そして夜になって、家に入ってアヤの部屋でベッドに横たわっていてでさえ、いたたまれぬようで、キュンキュンと数日間は声をあげ、「外へ出せ」とムギが訴えた。
バックヤード側のドアを開けると同時に、一目散に駆けだし、お隣の壁の下へ鼻をやってクンクン嗅ぎ、右側のほうの壁の下の隙間からクンクン嗅ぎ、左側、中央、クンクン嗅ぎ。
クルクルとあっちへいったりこっちへ行ったり、アイロボットの掃除機よりもまんべんなく移動しているではないか。
ようやく4日目が過ぎた頃には、まずは隙間をあちこち嗅いだ後、刑事のように、穴の近くの雑草(我が家は芝生ではなく、雑草である)の上で、じ〜っと昼間から座りこんで、張り込みをやるようになった。
「猫が来るわけないのに、ムギは刑事みたいに張り込みしてるんだけど。笑えるよね。もはやムギ巡査やね。ドーナツでも差し入れしてあげようか。」とアヤに言う私。
「クレイジーすぎるよね。毎日、この調子で張り込みしてるからか、夜はぐったりしてるんだもん。」
「今朝も、いつもなら、ご飯ちょうだいって感じで、私がキッチンにいると、立ってこっちを見てるのに、ぐったりしてリビングのベッドにいたんだよね。」と私。二人で大笑いしていた。
先日は、お隣に誰もいないときに、レイが隣の猫を見たという。猫は、勝手に外へ出てきてたのだろう、家のフロントヤードのほうへいたらしい。
「家のフロントヤードの玄関のほうから、家に猫が入ろうとしたから、さっと入ってドアを閉めたよ。その後は、猫がどうしたのか知らない。外猫なのかな?」
「どんな猫だったの?」
「グレイヘアの猫。」
「どんな種類?」
「知らないよ。猫に詳しくないから。毛足は長かったって思う。」
「家猫じゃなくて、外にも出してるんだったらちょっと困るよね。それでも、家のバックヤードに来たんじゃなくてよかったね。バックヤードだったら、ムギに噛み殺されてるかもしれない。。。
怖すぎる。お隣の人にも、猫は家のバックヤードへ入れないように注意しておいたほうがいいかもだよ。」
「そうだね。」とはいえ、注意したからといって、猫が言うことをきくわけもないが。。。
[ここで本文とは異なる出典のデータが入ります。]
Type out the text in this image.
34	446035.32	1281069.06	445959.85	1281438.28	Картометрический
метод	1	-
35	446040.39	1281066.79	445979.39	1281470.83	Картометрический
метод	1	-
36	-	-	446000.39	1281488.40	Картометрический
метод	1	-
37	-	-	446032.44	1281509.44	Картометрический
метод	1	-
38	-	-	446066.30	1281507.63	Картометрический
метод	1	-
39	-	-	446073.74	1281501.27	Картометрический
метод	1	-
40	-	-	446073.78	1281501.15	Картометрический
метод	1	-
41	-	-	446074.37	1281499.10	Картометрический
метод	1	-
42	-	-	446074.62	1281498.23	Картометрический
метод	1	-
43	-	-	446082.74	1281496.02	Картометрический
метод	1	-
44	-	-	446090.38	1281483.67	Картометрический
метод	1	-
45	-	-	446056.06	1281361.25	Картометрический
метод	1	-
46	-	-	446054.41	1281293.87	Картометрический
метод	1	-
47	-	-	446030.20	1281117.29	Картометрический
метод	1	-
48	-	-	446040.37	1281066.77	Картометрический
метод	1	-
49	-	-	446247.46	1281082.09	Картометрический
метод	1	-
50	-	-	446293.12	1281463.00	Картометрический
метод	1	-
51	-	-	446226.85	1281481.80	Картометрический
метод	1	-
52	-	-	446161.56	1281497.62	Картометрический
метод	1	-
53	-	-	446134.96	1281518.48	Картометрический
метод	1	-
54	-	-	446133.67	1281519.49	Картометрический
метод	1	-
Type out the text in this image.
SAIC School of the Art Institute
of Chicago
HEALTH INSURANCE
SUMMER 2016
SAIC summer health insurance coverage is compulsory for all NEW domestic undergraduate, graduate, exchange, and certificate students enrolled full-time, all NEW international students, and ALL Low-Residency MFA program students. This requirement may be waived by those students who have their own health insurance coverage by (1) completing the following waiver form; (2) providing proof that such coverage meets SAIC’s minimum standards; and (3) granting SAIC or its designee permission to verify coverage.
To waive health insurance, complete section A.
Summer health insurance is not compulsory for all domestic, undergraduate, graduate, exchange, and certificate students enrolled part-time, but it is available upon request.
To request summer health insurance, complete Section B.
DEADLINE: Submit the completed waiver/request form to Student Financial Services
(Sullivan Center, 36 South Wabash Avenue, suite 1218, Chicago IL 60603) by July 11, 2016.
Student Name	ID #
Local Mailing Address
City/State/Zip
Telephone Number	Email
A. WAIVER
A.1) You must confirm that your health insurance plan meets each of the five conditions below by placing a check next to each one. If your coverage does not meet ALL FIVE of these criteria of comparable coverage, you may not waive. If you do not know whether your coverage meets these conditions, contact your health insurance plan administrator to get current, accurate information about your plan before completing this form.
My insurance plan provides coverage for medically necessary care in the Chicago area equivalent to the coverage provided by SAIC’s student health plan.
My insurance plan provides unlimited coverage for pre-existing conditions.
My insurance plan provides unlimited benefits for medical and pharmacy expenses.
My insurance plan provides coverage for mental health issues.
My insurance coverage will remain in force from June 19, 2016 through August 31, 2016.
「そうだねって簡単に言ってるけど、マジでムギは、バックヤードへ入ってきた仔ウサギを庭で殺したじゃないの。お隣に注意しておいたほうがいいよね。」
いつもお隣は仕事で忙しいようで、朝は5時に出ていって、夜はおそくまで誰もいない。
ムギ巡査の張り込みはいいけど、お隣の猫ちゃんがムギ巡査に捕まらないことを願うばかりである。
しょっぴかれて、取り調べのカツ丼のご馳走もないまま、有無を言わさず処刑台行きになるぜ。